The recent sentencing of eight senior members and one former senior leader of Tanzania’s main opposition party, CHADEMA,
on charges including sedition and unlawful assembly is further troubling evidence of the crackdown on dissent and the
stifling of public freedoms in the country, the UN Human Rights Office said on Tuesday.
The verdicts were delivered by a magistrate’s court in Dar-es-Salaam on 10 March. The nine defendants* were found guilty
on 12 out of 13 charges relating to demonstrations held in February 2018 that they organised or participated in. They
were ordered to pay fines totalling 350 million Tanzanian shillings (some US$152,000) or serve five months in prison.
Unable to immediately pay the fines, the nine were sent to Segerea prison in Dar-es-Salaam on 10 March. However, a
social media campaign launched by CHADEMA raised the necessary funds and all nine have now been released.

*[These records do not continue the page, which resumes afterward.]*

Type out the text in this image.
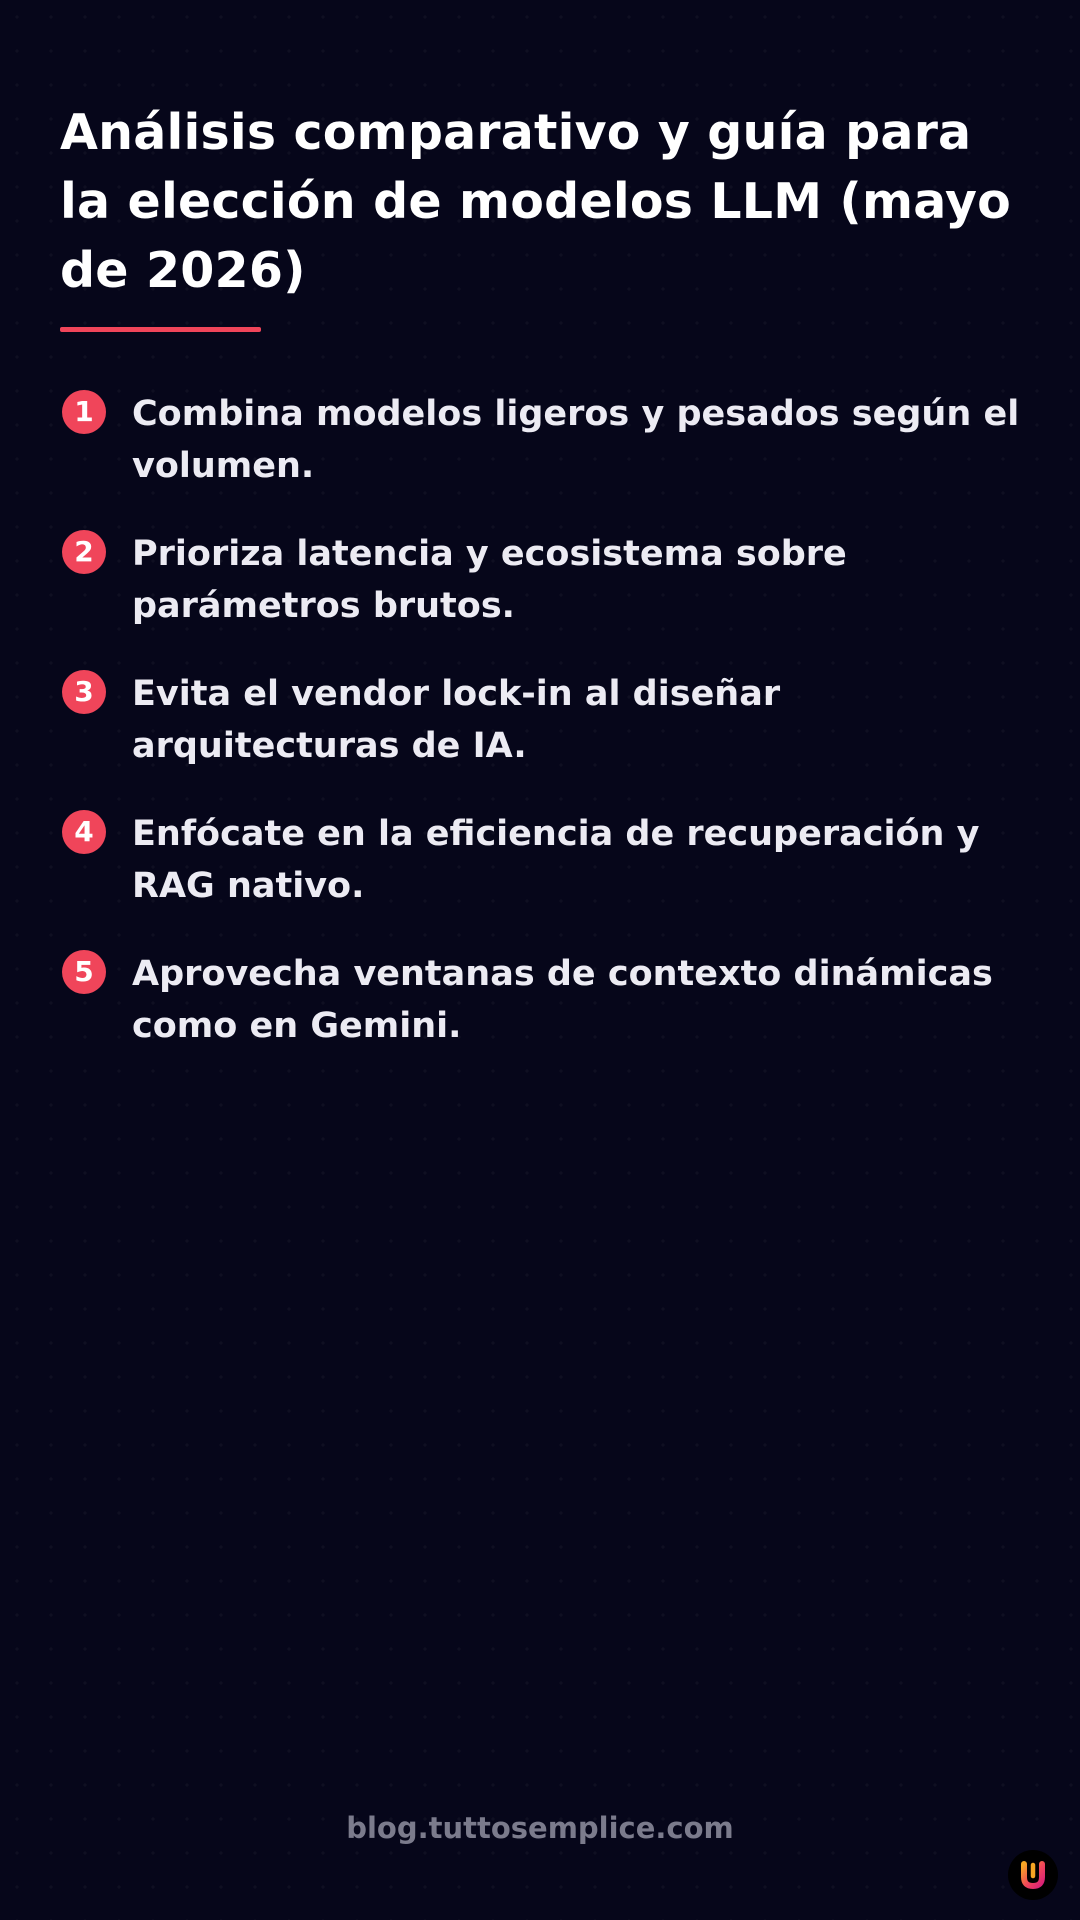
Análisis comparativo y guía para la elección de modelos LLM (mayo de 2026)
1	Combina modelos ligeros y pesados según el volumen.
2	Prioriza latencia y ecosistema sobre parámetros brutos.
3	Evita el vendor lock-in al diseñar arquitecturas de IA.
4	Enfócate en la eficiencia de recuperación y RAG nativo.
5	Aprovecha ventanas de contexto dinámicas como en Gemini.
blog.tuttosemplice.com
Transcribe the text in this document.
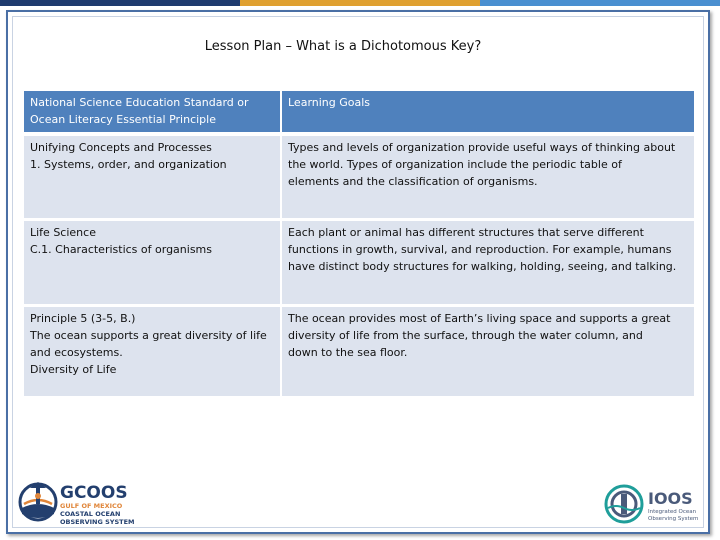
Lesson Plan – What is a Dichotomous Key?
National Science Education Standard or
Ocean Literacy Essential Principle	Learning Goals

Unifying Concepts and Processes
1. Systems, order, and organization	Types and levels of organization provide useful ways of thinking about
the world. Types of organization include the periodic table of
elements and the classification of organisms.

Life Science
C.1. Characteristics of organisms	Each plant or animal has different structures that serve different
functions in growth, survival, and reproduction. For example, humans
have distinct body structures for walking, holding, seeing, and talking.

Principle 5 (3-5, B.)
The ocean supports a great diversity of life
and ecosystems.
Diversity of Life	The ocean provides most of Earth’s living space and supports a great
diversity of life from the surface, through the water column, and
down to the sea floor.
GCOOS
GULF OF MEXICO
COASTAL OCEAN
OBSERVING SYSTEM
IOOS
Integrated Ocean
Observing System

Reports received by the UN Human Rights Office indicate that there were clashes outside the prison on 13 March when
CHADEMA Chairperson Freedom Mbowe was being released, with police and prison guards using tear gas and wooden batons to
disperse the crowd. Some 25 CHADEMA leaders and members were reportedly arrested and then freed on police bail.
The latest sentences highlight what appears to be an ongoing strategy by the Government to use the criminal justice
system to target its critics, imposing large fines or jail terms on opponents, journalists and civil society figures.
Some people, including several CHADEMA members, have faced repeated charges and court appearances.
In June 2016, Tanzanian President John Magufuli announced a ban on political activities until 2020. The ban remains in
place with general elections scheduled for October this year.
The democratic and civic space has shrunk to almost nothing in Tanzania.
Bans on political demonstrations are generally a disproportionate restriction on the right of peaceful assembly and may
in practice be discriminatory. The Government should immediately lift this ban, and abide by its international
obligations to respect human rights, including the right to freedom of peaceful assembly and association, and freedom of
expression.
* Freeman Mbowe, Peter Msigwa, Salum Mwalimu, John Mnyika, Esther Matiko and former CHADEMA member Vincent Mashinji, who
recently joined the ruling CCM party, were charged in March 2018. Three other CHADEMA member - Halima Mdee, John Wegesa
and Esther Bulaya - were charged on 13 April 2018.
They had organised and taken part in public rallies in the capital between 1 and 16 February 2018. During one of the
demonstrations, a 21-year-old student was shot and killed as police officers attempted to break up the demonstrators.
There has been no investigation to date into this death and the UN Human Rights Office is not aware of any attempts to
hold whoever may be responsible to account.